Das gesteigerte mediale und gesellschaftliche Interesse an den Polarregionen ist nicht zuletzt auch durch das stärkere Forschungsinteresse zu erklären. Dank neuer technischer Möglichkeiten und einem besseren Verständnis über die Wichtigkeit der Arktis und Antarktis wurden immer mehr Projekte durchgeführt. Das wiederum bedingt mehr Nachwuchs bei den Forschenden, der dann auch noch entsprechend vorbereitet werden muss. Die deutsche Gesellschaft für Polarforschung DGP hat in diesem Jahr zwei Leute geehrt, die sich der Nachwuchsförderung gewidmet haben.
Die eine Auszeichnung geht an Dr. Gerlis Fugmann vom International Arctic Science Committee IASC für ihre Unterstützung von Nachwuchsforscherinnen und -forschern und deren internationale Vernetzung, wie die DGP in einer Pressemitteilung schreibt. Sie erhält als erste weibliche Person die von der DGP verliehene «Carl-Weyprecht-Medaille». Gerlis Fugmann erklärt: «Das ist eine grosse Ehrung für den wissenschaftlichen Nachwuchs in der Polarforschung. Denn mit dieser Medaille wird ein grosser Schritt nach vorne in der Förderung von jungen Wissenschaftlerinnen und Wissenschaftler getan. Und auch für mich persönlich ist es eine grosse Ehre und Anerkennung, da ich einerseits die erste Frau bin, die diese Auszeichnung erhält. Und andererseits habe ich bisher eher im Hintergrund von APECS (Association of Polar Early Career Scientists) gearbeitet. Die Medaille zeigt, dass diese Arbeit durchaus wahrgenommen und anerkannt wird.»

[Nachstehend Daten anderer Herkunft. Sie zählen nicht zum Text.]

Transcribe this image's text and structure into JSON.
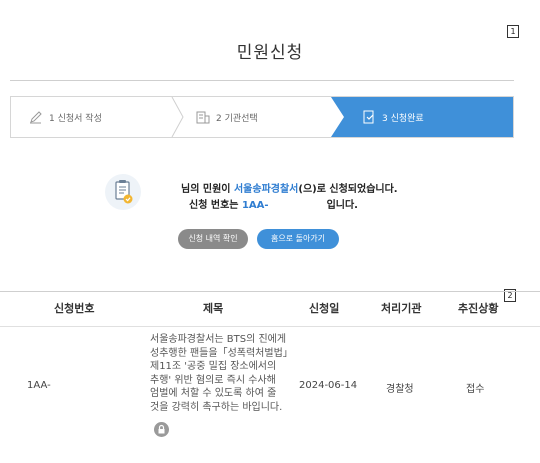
{
  "markers": {
    "m1": "1",
    "m2": "2"
  },
  "page_title": "민원신청",
  "steps": [
    {
      "label": "1 신청서 작성",
      "icon": "pencil-icon"
    },
    {
      "label": "2 기관선택",
      "icon": "building-icon"
    },
    {
      "label": "3 신청완료",
      "icon": "check-document-icon"
    }
  ],
  "result": {
    "line1_prefix": "님의 민원이 ",
    "line1_agency": "서울송파경찰서",
    "line1_suffix": "(으)로 신청되었습니다.",
    "line2_prefix": "신청 번호는 ",
    "line2_number": "1AA-",
    "line2_suffix": "입니다.",
    "btn_check": "신청 내역 확인",
    "btn_home": "홈으로 돌아가기"
  },
  "table": {
    "headers": [
      "신청번호",
      "제목",
      "신청일",
      "처리기관",
      "추진상황"
    ],
    "row": {
      "number": "1AA-",
      "subject": "서울송파경찰서는 BTS의 진에게 성추행한 팬들을「성폭력처벌법」제11조 '공중 밀집 장소에서의 추행' 위반 혐의로 즉시 수사해 엄벌에 처할 수 있도록 하여 줄 것을 강력히 촉구하는 바입니다.",
      "date": "2024-06-14",
      "agency": "경찰청",
      "status": "접수"
    }
  },
  "colors": {
    "accent": "#3f90d9",
    "gray_button": "#8a8a8a"
  }
}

Auch der zweite Preisträger, Professor Hugues Lantuilt von der Universität Potsdam erhielt die Medaille für sein Engagement zur Förderung des wissenschaftlichen Nachwuchses in der Polarforschung. Er gründete das «Permafrost Young Researchers Network» und leitet eine Helmholtz-Nachwuchsforscher-Gruppe beim AWI Potsdam zum Thema «Arktische Küstenerosion». Auch er freut sich sehr über diese Auszeichnung und die Anerkennung für den wissenschaftlichen Nachwuchs im Bereich Polarforschung, «obwohl wir selbst nicht mehr zum wissenschaftlichen Nachwuchs gehören», meinte er schmunzelnd bei seiner Dankesrede anlässlich der Verleihung Anfang Mai an der internationalen Polartagung. Doch beide Preisträger sind der Meinung, dass die Vernetzung von jungen Wissenschaftlerinnen und Wissenschaftler eine der wichtigsten Aspekte in der Polarforschung darstellt. Beide waren auch langjährige Mitglieder bei der APECS, dem Verband polarer Jungforschenden, und halfen damit, eine internationale Plattform für den wissenschaftlichen Nachwuchs in der Polarforschung zu etablieren. Die APECS ist eine internationale und interdisziplinäre Organisation, in der 29 nationale Komitees vereint sind und jungen Forscherinnen und Forscher ein Netzwerk und Hilfestellungen bei ihrer Karriere in den Polarwissenschaften liefert.
Die Carl-Weyprecht-Medaille wird von der DGP an Personen verliehen, die im Zusammenhang mit Polarwissenschaften besondere Leistungen erbracht haben. Dabei wird die Medaille nicht jedes Jahr verliehen, sondern unregelmässig. Die erste Auszeichnung erhielt 1967 der französische Polarforscher Paul-Émile Victor. Benannt und gewidmet ist die Medaille dem deutschen Polarforscher Carl Weyprecht. Dieser hatte in den Jahren 1872 – 74 gemeinsam mit Julius Payer die österreichisch-ungarische Nordpol-Expedition geleitet (Tegethoff-Expedition), die den Franz-Josef-Land-Archipel nördlich von Russland entdeckt und kartographiert hatte. Basierend auf den Erfahrungen von Weyprecht und Payer wurden die Internationalen Polarjahre initiiert, in deren Verlauf eben auch die APECS 2007/08 gegründet wurde. Mit der Auszeichnung von Dr. Fugmann und Professor Lantuilt schliesst sich somit wieder der Kreis.